When a couple divorces in New York, regardless of whether they have children or not, one of the most contentious issues in the divorce revolves around finances and support. If a couple has a prenuptial agreement or has come to an agreement about it post divorce, that is helpful; however, parties often end up dragging one another through courts to get what they deserve to maintain their standard of living and for what they gave up for the other party to succeed.
Deciding on the initial amount was difficult enough, but often circumstances change, The cost of living goes up or a financial emergency pops up. Can the alimony order be modified? Depending on state law, there are certain circumstances in which alimony can be modified. The most common reason alimony is modified is if the parties agree with one another that they should change it.

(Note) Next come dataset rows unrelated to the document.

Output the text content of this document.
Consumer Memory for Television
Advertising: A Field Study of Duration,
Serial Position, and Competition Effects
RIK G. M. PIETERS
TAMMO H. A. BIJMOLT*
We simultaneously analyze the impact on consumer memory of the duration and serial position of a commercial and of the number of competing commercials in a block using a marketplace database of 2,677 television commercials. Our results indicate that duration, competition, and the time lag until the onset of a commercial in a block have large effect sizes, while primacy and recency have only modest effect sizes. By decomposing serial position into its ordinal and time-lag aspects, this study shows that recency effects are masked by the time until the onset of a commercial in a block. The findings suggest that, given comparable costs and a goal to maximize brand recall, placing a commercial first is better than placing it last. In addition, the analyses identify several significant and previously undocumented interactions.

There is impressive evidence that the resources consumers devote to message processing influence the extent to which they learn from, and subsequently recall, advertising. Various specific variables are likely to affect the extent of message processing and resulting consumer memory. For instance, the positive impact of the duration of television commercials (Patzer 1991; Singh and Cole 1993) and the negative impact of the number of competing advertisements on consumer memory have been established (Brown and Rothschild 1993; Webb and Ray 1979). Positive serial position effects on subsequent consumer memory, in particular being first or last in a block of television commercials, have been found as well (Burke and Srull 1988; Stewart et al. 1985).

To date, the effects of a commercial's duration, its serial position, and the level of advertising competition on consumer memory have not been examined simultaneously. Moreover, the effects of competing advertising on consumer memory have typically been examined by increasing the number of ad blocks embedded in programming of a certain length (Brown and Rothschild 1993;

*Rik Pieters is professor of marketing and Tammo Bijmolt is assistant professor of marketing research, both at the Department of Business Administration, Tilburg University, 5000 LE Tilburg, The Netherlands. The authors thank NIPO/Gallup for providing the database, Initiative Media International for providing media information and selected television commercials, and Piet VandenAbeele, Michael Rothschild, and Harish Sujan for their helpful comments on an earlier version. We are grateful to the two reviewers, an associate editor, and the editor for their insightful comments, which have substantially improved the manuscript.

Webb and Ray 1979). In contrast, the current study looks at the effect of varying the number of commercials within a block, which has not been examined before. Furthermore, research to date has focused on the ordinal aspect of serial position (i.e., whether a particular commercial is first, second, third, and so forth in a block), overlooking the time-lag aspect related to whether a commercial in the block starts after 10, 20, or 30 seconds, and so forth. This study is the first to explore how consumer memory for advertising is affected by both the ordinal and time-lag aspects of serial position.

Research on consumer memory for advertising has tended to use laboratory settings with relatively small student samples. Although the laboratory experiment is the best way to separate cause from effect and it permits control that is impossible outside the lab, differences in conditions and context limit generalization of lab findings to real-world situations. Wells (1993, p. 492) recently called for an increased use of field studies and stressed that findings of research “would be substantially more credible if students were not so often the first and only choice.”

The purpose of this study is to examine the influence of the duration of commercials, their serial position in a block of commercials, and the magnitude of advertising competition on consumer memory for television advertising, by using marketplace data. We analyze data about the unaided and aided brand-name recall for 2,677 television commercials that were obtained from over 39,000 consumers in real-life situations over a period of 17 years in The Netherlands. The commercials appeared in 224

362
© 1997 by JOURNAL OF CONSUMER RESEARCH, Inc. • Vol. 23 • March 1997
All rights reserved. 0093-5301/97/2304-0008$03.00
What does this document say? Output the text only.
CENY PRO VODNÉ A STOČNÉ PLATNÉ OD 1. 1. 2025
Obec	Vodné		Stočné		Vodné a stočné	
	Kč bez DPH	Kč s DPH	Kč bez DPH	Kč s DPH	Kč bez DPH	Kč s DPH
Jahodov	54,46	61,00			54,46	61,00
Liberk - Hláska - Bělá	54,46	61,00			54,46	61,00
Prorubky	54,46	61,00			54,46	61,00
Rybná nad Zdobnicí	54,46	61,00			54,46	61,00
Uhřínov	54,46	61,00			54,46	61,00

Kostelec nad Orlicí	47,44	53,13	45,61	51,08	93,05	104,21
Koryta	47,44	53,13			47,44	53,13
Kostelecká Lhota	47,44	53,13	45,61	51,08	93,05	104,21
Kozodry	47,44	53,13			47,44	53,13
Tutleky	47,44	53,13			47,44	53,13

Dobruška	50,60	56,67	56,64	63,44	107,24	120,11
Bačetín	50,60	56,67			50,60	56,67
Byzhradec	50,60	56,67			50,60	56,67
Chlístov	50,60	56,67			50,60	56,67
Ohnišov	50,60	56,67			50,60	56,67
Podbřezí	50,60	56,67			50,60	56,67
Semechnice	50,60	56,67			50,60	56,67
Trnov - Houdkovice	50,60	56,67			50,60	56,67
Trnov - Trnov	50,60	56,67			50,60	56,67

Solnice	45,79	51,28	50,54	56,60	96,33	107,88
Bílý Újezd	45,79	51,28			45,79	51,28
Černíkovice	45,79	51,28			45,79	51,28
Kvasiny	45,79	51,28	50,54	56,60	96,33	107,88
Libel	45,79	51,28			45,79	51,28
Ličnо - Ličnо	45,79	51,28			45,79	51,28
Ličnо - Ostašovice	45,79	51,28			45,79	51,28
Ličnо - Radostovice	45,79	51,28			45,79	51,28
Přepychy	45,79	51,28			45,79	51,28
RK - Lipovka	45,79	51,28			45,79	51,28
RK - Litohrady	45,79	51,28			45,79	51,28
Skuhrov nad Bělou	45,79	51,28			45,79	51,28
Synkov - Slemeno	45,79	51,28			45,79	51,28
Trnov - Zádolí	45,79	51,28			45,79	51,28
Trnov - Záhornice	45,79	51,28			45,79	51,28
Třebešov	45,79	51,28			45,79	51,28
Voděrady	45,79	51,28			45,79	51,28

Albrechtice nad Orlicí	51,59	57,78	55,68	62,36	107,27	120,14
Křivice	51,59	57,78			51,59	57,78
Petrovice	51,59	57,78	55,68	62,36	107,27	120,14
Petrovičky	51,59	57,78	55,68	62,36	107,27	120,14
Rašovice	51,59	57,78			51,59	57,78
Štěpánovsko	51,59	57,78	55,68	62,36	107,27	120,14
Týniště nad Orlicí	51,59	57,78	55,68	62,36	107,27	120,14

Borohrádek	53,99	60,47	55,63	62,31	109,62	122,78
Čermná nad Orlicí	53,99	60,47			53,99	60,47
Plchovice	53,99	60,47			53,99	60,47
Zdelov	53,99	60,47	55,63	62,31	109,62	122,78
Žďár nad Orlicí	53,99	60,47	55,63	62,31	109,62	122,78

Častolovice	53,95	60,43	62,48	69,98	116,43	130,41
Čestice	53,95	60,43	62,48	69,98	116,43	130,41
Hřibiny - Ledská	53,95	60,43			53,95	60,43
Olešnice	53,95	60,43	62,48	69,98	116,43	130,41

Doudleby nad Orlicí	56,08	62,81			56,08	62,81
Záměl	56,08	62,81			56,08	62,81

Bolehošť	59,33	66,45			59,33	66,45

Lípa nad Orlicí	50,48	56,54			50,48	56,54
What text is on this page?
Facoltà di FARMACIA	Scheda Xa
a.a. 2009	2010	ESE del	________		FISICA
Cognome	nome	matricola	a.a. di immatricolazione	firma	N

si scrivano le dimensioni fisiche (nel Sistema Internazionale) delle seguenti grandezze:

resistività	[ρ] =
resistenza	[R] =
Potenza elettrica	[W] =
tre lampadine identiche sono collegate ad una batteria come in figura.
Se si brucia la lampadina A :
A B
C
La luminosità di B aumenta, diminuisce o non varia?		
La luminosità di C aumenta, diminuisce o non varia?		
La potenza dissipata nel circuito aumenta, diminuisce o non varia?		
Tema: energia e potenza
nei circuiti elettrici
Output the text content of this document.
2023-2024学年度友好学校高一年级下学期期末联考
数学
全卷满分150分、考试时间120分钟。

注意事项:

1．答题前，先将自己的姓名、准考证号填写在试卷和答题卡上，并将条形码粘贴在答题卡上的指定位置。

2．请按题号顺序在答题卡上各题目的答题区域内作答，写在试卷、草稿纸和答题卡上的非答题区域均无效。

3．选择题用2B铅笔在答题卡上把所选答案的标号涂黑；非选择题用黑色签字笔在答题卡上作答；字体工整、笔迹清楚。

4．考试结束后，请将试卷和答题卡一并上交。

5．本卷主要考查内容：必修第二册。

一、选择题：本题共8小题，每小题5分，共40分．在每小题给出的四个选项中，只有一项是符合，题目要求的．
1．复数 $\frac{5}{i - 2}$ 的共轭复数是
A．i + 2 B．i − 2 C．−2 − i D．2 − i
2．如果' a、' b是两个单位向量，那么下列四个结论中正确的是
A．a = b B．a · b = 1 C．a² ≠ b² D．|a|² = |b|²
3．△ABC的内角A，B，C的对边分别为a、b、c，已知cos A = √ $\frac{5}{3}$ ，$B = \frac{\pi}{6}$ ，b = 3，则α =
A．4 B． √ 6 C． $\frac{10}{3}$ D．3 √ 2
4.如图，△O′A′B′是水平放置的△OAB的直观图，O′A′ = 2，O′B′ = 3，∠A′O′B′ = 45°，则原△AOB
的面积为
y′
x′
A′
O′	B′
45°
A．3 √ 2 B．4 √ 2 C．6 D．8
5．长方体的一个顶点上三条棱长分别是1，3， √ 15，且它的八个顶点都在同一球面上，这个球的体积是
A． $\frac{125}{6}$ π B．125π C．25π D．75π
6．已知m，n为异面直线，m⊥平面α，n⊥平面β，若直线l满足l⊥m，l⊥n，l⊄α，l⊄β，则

Even though this can be done without the court's approval, getting the approval can serve as proof should a dispute arise in the future. Including a cost of living clause in the alimony order can actually reduce the need to change the order annually. It allows for the increase in alimony according to the cost of living.
Some of the most common reasons alimony is modified are if one person's financial situation dramatically changes. The loss of job could result in a decrease in alimony from the payer's side, and an increase in salary could lead to the receiving spouse asking for an increase in maintenance. When one party marries or starts living with another person, the other party may be able to show a decrease in the need for support, which the receiving party can contest.
The important thing to keep in mind is that none of the parties should act unilaterally. Losing a job or getting new financial obligations does not mean the paying spouse should simply stop paying without any notice or court order. If someone is facing a hardship in either making payments or requiring payments to go up, they may benefit from consulting an experienced attorney for guidance on how to proceed.